イワネの店 2
「なんなのよ、あの女!!やっぱり綿を売るのやめましょうよ!」
「まぁまぁ。実績も信用のない俺たちでも取引してくれるんだからありがたいことじゃないか。」
「そうそう!それに可愛いし、あの罵声も悪くない!」
カイトたちはヤマに案内され、来客用の机と椅子のある部屋へと通されていた。
「ところで、あの女はどこに行ったんです?」
サーヤが不機嫌そうにヤマに聞く。
「いまは、あなた方の船に絹を運びに向かいました。もう少々お待ちください。」
ヤマは丁寧に頭を下げ、3人にお茶を振る舞っている。
「ヤマさん、このお店はイワネさんと先ほどの男の人たちと一緒にやられているんですか?」
カイトがつぶやく。
「いえ、彼らは荷物を運ぶために雇った日雇いです。この店はイワネ様と私の2人だけでございます。……元々はイワネ様のお父様とお母様がやっておられましたが……。」
「そうですか。」
ヤマの返事にカイトは少し戸惑いながら質問を続けようとすると、
「ヤマー!帰ったわよ。」
と、元気なイワネの声が響く。
「全て運び終わったわ。ヤマも見ればすぐわかると思うけれど、すごく上質な絹よ。……カイトさん、本当に売るのは私のお店でいいのかしら?」
イワネは部屋に入ってくるなり3人を見つめ、まっすぐと質問をした。
商人にしては、あまりにまっすぐ過ぎるように感じる目である。
「イワネ様、それでは売買が成立したということでお祝いを兼ねて晩御飯に皆様をご招待しては?」
「それは嬉しいです。まだ町のことも分かりませんし、今後ともお付き合い頂きたいともいますから、ご一緒させて下さい。」
ヤマの提案にカイトが落ち着いた様子で返事をする。
イワネはカイトの「今後とも」という言葉に満足したのか、深く頷き、食事の場所と時間を指定した。

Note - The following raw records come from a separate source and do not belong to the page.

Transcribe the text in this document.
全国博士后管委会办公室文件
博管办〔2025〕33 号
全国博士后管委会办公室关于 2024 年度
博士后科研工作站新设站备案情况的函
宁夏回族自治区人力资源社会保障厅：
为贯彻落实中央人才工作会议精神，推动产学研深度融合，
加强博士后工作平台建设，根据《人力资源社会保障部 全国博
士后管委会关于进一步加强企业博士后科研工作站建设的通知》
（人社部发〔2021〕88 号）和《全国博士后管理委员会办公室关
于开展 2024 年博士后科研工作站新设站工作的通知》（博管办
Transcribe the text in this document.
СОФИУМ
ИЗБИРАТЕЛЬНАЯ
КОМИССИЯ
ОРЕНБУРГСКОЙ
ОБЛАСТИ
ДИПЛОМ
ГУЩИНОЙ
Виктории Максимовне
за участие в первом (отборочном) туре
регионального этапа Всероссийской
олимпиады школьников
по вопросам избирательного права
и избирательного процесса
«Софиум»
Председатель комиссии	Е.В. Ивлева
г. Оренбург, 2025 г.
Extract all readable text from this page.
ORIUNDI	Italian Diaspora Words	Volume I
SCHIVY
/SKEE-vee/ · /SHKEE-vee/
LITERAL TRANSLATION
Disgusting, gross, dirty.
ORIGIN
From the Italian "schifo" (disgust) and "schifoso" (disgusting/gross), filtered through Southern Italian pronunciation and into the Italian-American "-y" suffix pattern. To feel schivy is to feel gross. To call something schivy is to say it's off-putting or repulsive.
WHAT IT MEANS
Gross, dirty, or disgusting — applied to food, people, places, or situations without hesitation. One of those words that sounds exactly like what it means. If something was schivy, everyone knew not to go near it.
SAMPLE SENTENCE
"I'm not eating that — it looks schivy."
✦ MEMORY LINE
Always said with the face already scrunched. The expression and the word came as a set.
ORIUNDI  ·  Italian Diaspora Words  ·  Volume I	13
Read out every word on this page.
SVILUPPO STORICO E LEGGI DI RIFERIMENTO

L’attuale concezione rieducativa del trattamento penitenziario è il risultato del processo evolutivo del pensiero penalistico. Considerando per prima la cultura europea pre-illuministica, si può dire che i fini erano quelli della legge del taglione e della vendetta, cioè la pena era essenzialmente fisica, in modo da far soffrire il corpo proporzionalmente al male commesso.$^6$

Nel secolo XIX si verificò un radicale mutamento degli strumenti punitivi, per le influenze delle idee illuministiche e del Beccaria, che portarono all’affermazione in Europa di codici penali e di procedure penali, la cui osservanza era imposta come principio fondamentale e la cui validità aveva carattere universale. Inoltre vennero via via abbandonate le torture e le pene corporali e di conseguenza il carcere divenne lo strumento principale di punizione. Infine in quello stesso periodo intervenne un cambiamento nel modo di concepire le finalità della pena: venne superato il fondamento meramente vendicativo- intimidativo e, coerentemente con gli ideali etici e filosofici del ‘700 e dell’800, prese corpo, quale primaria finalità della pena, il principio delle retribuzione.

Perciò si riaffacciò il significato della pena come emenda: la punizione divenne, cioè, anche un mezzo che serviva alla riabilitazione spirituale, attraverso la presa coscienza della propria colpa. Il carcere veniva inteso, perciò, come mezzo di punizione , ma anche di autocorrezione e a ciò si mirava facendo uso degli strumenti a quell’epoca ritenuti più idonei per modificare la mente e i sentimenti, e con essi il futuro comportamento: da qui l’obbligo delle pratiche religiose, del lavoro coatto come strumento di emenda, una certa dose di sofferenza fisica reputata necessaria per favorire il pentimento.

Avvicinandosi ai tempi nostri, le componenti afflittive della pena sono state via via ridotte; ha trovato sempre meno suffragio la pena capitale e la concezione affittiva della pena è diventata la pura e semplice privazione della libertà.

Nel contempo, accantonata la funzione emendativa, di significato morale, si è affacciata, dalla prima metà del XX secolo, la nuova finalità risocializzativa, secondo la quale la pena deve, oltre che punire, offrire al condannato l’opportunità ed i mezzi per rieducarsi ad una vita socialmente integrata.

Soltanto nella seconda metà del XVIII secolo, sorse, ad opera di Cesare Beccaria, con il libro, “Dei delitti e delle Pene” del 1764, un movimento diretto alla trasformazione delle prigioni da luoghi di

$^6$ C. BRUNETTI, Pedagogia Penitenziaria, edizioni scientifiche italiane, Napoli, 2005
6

また、泊まるところがないという3人の為にこの若い商人は店の一室を借し与えることにした。
「ねぇカイト。本当にあの女に絹を売るの?ほかにも高く買ってくれる人がいるかもしれないわ」
サーヤが自分の短い髪を耳にかけながら話す。
「いいんだ。あの人は俺たちの絹を見て、良い品だといってくれた。普通なら実績のない俺たちの足元をみて、もっと安値をつけてもおかしくない。ああいう人は信用できる気がする。」
「僕も、なんとなく信用できる気がするよ。部屋まで貸してくれて、良い人そうじゃん!」
「2人とも気楽なものね。」
こうして、国外へと旅立ったカイトたちは、小さな商店の二階で晩御飯までの数時間を過ごした。